Germano – che torna a lavorare con i due gemelli del cinema italiano dopo il successo di Favolacce - interpreta Massimo Sisti, un padre pacato e affettuoso, un marito attento e fedele, un dentista che conduce una vita serena, agiata e soddisfacente nella sua villa a Latina. Un giorno, scendendo nel seminterrato, fa una scoperta incredibile e terrificante al tempo stesso, che segnerà uno stravolgimento inaspettato nella sua vita e sancirà l’inizio della sua angosciosa discesa nell’incubo, fino alla pazzia. Arriverà al punto di non riconoscersi più, fino a sentirsi completamente smarrito in questa esistenza che non gli lascia via d’uscita. “Il mio – ci spiega - è un personaggio pieno di fantasmi e di incubi, è un uomo ferito, e la sua è la storia di una ferita che si allarga fino a diventare insopportabile. Fare questo film è stato un viaggio molto appassionante, perché, tra i tanti pregi che hanno i fratelli D’Innocenzo, ce n’è uno per me fondamentale: con loro non si lavora mai cercando dei termini dimostrativi, ma ogni giorno ci si dava appuntamento sul set insieme a tutti gli altri per il semplice piacere di scoprire qualcosa di nuovo e non soltanto per fare una performance o il compitino studiato a casa fino a poche ore prima”. Insieme hanno dato vita a un film sulla vulnerabilità dell’uomo, sulle paure, sul senso della famiglia, temi sempre molto cari ai due registi. “L’umanità è la vulnerabilità - dice Germano - e l’invulnerabilità è l’antiumano.

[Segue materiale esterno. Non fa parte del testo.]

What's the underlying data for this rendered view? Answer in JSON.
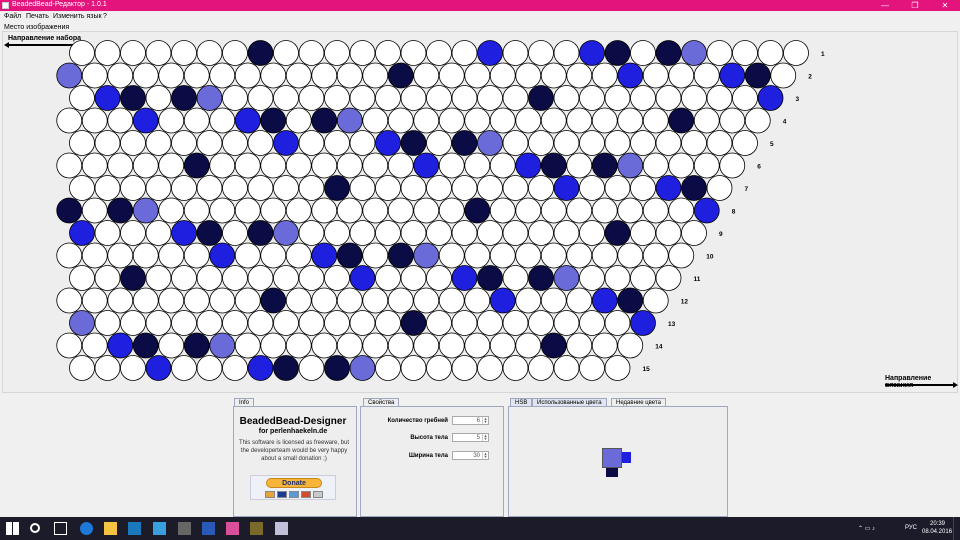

La paura fa parte di noi e l’intensità della nostra vita è fatta di dolore e di piacere che convivono insieme. Questo dualismo c’è nei film di Fabio e Damiano e c’è anche in questo assieme alla capacità e alla grandezza di non aver paura di sbagliare mettendosi al servizio di un’esperienza collettiva. Il cinema, del resto, è frutto proprio di questa esperienza”.

 

    

America Latina mette al centro della scena un uomo e la sua crisi, che è poi la crisi del maschio contemporaneo. “Il patriarcato – continua l’attore - è l’ossessione che ha il maschio di dominare, ma nasce sempre da un suo senso di inferiorità nei confronti della donna che è la personificazione della natura. È attaccata alla terra e lo diventa ancora di più scegliendo di diventare madre. L’uomo, dal canto suo, ha sempre dovuto inventarsi tutte le malattie e scuse possibili per sentirsi parte di un mondo. Legato al possesso e agli averi, negli anni è entrato in crisi attraversando una forma di paura che è purtroppo degenerata in una violenza inaccettabile. Il suo è un essere ‘da meno’ che lo ha portato per troppo tempo a schiacciare la figura femminile. La società non ci ha aiutato, quella contemporanea forse un po’ di più visti i molti passi in avanti che sono stati fatti, per fortuna, in tal senso, ma c’è ancora molto da fare.

    

In ogni caso, però, mi dispiace vedere un femminismo che troppo spesso è diventato la peggiore intenzione dei modelli maschili, preferendo il cinismo e l’arroganza. Sono difetti che non vorrei più per l’umanità in genere. Basta distinzioni: sarebbe meglio pensare al bene collettivo. Ho sempre avuto una grande ammirazione per le donne – conclude prima di salutarci – e continuerò ad averla. È anche per questo che mi auguro che il nostro prossimo presidente della Repubblica sia una donna”. Perché? Gli chiediamo. “Perché mi fido di più delle donne al comando. La mia esperienza me lo insegna”.